The study published in Nature Reviews Neuroscience by Walter Kaye, MD, professor of psychiatry and director of the Eating Disorders Program at the University of California, San Diego, and colleagues.

“Currently, we don’t have very effective means of treating people with anorexia,” said Kaye. “Consequently, many patients with the disorder remain ill for years or eventually die from the disease, which has the highest death rate of any psychiatric disorder.”

Childhood personality and temperament may increase an individual’s vulnerability to developing anorexia. Predisposing factors, some suspected to be inherited, such as perfectionism, anxiety, or obsessive-compulsive tendencies may precede the onset of an eating disorders. These traits become intensified during adolescence as a consequence of many factors such as hormonal changes, stress and culture.

Once a patient develops anorexia, starvation and malnutrition cause profound effects on the brain and other organ systems. Such changes include neuro-chemical imbalances, which may, in turn, exaggerate the preexisting traits and accelerate the disease process.

“Individuals with anorexia tend to report that dieting reduces anxiety, while eating increases it,” said Kaye. “This is very different from most individuals, who experience hunger as unpleasant.” The powerful drive to avoid being anxious drives actually weight loss in anorexia nervosa, triggering the out-of-control spiral that results in severe emaciation and malnutrition.
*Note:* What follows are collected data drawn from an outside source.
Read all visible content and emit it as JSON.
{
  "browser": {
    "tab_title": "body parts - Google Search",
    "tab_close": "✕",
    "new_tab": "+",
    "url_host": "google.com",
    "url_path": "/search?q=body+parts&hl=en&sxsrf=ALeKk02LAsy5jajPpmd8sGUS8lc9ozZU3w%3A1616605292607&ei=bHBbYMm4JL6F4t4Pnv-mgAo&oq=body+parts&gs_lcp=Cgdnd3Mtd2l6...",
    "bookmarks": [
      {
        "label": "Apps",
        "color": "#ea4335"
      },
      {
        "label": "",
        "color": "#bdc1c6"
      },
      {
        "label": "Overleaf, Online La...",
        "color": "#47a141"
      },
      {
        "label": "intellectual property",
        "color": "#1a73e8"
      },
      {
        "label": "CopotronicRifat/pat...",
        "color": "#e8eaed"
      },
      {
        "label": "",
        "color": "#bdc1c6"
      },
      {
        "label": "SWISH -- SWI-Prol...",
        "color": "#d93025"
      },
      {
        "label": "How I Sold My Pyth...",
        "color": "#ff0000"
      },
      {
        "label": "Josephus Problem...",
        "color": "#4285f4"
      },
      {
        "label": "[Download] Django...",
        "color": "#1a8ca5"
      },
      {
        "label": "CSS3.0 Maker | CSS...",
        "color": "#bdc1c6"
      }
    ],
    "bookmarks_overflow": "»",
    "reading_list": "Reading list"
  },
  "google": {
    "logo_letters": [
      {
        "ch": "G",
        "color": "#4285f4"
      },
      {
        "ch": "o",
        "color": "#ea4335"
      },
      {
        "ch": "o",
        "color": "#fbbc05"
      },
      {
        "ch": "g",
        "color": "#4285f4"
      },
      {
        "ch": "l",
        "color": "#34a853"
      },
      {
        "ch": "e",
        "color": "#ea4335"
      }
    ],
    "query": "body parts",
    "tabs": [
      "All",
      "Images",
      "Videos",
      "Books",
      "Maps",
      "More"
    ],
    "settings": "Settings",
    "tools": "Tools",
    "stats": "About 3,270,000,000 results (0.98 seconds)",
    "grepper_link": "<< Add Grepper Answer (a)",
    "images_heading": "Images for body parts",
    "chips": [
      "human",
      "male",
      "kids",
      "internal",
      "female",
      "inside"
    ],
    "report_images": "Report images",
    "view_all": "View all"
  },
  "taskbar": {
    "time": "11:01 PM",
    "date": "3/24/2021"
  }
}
Co-author Julie L. Fudge of the Department of Psychiatry & Neurobiology and Anatomy at the University of Rochester Medical Center, notes that imaging studies suggest that individuals with anorexia have an imbalance between circuits in the brain that regulate reward and emotion (the ventral or limbic circuit) and circuits that are associated with consequences and planning ahead (the dorsal or cognitive circuit.)

“Brain-imaging studies also show that individuals with anorexia have alterations in those parts of the brain involved with bodily sensations, such as sensing the rewarding aspects of pleasurable foods,” said co-author Martin Paulus, UC San Diego professor of psychiatry, who heads UC San Diego’s Laboratory of Biological Dynamics and Theoretical Medicine. “Anorexics may literally not recognize when they are hungry.”

Kaye noted that the temperament and personality traits that may create a vulnerability to develop anorexia may also have a positive aspect. These traits include attention to detail, concern about consequences, and a drive to accomplish and succeed. “It’s my clinical experience that many individuals who recover from anorexia do well in life,” he said.